Ruth Bader Ginsburg Saw the Future When It Came to Voting Rights




https://time.com/5890983/ruth-bader-ginsburg-voting-rights/

Justice Ginsburg’s dissents were often even more powerful than her voice when she was in the majority. She described them as “appealing to the intelligence of a future day.” She never stopped believing in that better future or that the law provided a vehicle for moving the country forward.

This was never truer than when she found herself in the minority in the voting rights case, Shelby County v. Holder, joined by Justices Breyer, Sotomayor and Kagan. The majority opinion rolled back the 1965 Voting Rights Act’s protections and permitted states, including those with histories of racially motivated voter suppression, to change their voting procedures without any outside oversight. Justice Ginsburg knew what that meant and refused to pretend it wouldn’t erode the advances made under the act.

The case’s legal underpinnings are somewhat complicated but worth tracing. Shelby County, Ala., just south of Birmingham, sued then-Attorney General Eric Holder in federal court in the District of Columbia in April 2010, arguing parts of the Voting Rights Act were unconstitutional. The district judge disagreed, ruling that the act would stay in force. The Court of Appeals affirmed.

The Voting Rights Act was enacted to ensure no citizen would be denied the right to vote because of race or color. It created a “coverage formula” that applied to states and political subdivisions with a history of significant discrimination against Black voters in the 1960s and 1970s. This discrimination included impossible literacy tests, administered only to Black people and poor white people and devices like Mississippi’s notorious soap-bubble test, which required Black voters to correctly guess the number of bubbles in a bar of soap in order to vote.
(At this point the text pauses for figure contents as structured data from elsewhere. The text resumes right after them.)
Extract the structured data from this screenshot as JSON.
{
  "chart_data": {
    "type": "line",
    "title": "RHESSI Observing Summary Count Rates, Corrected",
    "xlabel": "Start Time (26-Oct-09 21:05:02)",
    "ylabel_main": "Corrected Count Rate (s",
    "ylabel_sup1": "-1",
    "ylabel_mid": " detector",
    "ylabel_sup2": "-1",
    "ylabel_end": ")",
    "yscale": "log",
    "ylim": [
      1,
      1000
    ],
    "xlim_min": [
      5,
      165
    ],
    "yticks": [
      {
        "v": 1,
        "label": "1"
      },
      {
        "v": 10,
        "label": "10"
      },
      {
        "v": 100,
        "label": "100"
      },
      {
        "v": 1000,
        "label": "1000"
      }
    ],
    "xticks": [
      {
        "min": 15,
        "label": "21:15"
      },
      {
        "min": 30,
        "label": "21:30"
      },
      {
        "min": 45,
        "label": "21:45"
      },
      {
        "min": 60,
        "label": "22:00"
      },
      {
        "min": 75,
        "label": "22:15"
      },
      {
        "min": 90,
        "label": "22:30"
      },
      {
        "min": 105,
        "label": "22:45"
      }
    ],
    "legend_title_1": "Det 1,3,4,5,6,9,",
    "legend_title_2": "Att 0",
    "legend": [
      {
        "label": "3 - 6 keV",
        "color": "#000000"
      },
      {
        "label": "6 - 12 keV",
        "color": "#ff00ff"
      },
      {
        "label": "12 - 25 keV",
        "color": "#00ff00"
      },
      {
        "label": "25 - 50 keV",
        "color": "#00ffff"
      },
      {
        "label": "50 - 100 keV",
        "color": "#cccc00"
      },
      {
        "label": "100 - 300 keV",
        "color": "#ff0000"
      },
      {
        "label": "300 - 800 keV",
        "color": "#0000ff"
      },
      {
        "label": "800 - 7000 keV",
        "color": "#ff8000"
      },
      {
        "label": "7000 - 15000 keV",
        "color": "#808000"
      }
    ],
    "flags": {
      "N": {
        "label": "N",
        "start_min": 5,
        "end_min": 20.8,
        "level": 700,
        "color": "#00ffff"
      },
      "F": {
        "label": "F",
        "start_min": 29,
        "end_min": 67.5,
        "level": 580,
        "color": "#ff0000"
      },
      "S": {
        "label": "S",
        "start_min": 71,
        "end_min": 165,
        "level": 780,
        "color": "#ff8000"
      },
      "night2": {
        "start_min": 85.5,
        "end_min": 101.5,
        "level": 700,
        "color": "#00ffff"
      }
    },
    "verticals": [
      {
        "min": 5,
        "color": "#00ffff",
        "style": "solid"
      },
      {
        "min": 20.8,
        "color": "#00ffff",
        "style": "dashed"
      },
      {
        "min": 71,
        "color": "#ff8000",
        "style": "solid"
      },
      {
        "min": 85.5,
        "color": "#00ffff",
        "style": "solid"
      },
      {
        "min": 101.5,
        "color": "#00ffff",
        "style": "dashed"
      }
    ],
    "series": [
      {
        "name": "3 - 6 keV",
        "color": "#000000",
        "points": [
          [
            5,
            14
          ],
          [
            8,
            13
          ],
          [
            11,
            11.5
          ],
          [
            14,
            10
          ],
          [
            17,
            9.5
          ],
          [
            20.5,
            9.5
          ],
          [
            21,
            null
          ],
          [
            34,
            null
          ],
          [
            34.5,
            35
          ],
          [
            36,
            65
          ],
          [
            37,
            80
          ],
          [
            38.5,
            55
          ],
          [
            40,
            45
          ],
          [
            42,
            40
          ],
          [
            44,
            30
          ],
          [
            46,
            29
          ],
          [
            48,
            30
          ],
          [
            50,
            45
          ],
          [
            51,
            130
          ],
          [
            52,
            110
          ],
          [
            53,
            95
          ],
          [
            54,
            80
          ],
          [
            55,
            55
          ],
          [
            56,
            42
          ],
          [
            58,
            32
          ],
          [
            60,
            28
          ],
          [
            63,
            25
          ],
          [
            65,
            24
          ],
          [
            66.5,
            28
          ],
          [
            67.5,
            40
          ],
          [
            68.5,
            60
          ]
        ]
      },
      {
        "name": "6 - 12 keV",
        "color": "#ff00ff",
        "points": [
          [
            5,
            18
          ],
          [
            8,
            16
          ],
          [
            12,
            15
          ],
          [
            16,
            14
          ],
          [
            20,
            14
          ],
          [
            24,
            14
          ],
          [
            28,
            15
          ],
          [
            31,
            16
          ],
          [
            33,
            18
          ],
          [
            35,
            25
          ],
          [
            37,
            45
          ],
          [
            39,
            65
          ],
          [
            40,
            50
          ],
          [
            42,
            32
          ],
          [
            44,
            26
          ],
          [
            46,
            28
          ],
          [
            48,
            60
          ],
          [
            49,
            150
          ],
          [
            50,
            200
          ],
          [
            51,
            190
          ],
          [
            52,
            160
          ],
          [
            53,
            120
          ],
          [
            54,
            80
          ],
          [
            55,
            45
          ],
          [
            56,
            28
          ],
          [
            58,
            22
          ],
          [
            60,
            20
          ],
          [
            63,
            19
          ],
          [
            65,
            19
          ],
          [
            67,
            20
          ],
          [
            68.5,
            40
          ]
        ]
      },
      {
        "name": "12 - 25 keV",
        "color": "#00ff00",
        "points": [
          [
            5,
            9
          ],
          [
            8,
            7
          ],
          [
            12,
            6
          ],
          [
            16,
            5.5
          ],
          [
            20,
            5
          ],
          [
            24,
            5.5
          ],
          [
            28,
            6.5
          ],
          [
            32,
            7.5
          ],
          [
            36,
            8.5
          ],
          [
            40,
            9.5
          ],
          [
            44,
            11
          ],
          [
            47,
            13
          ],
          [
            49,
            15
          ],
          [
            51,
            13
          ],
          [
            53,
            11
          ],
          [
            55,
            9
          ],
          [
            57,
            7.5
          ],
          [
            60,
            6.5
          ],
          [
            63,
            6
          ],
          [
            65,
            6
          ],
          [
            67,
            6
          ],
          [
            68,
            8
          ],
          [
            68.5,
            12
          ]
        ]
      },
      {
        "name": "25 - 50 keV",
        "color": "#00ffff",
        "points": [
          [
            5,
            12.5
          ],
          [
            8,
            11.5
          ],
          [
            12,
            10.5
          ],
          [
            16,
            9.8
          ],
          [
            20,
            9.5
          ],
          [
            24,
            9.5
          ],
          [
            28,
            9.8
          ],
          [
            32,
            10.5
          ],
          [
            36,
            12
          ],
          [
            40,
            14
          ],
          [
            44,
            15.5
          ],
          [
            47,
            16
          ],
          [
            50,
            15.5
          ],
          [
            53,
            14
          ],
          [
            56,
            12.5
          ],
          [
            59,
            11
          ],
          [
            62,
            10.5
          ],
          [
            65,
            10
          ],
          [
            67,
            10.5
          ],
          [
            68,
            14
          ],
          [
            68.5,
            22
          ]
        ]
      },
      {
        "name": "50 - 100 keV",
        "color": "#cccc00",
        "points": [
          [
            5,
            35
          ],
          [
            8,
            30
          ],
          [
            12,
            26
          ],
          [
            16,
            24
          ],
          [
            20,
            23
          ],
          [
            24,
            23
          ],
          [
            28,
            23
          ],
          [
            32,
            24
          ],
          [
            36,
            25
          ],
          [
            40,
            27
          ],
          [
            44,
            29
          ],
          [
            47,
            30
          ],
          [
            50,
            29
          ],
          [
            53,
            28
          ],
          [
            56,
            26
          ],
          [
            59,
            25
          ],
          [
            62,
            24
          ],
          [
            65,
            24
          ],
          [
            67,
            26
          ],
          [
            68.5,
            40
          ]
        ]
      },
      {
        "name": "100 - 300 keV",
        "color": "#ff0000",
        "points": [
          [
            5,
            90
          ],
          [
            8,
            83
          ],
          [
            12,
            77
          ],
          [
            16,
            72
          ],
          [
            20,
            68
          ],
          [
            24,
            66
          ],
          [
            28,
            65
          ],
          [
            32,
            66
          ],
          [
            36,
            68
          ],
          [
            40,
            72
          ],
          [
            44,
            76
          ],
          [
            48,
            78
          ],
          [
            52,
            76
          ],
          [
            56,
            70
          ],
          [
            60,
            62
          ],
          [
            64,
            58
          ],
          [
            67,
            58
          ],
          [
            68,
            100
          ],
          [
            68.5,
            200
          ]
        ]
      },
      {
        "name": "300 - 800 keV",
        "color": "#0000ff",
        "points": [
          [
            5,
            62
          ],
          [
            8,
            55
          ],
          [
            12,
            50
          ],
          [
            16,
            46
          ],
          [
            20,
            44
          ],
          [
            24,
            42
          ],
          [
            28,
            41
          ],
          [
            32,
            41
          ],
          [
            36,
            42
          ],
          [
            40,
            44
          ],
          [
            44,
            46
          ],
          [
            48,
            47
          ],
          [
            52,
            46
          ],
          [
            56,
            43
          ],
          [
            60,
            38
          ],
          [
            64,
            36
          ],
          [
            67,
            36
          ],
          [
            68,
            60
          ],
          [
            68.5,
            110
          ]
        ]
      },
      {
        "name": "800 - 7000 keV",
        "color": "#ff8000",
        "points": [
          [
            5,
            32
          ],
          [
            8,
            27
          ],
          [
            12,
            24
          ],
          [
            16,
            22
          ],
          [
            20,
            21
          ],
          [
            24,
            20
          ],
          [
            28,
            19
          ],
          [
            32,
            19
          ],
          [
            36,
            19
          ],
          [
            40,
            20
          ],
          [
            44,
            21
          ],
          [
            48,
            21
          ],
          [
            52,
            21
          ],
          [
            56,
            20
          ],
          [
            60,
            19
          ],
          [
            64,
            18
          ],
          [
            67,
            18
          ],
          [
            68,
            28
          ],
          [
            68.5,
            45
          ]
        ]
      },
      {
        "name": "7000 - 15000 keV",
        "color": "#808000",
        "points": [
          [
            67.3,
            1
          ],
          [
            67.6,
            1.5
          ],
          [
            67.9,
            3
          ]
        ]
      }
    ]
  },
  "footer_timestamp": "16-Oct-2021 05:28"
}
The act prohibited the old discriminatory tests and devices and required those jurisdictions to submit any new changes in their voting procedures—closing or moving polling places, requirements for more and more limited forms of identification, reduction in early voting days, purges to voter rolls—to either the Justice Department or the district court in the District of Columbia for approval before they enacted them, a process called preclearance.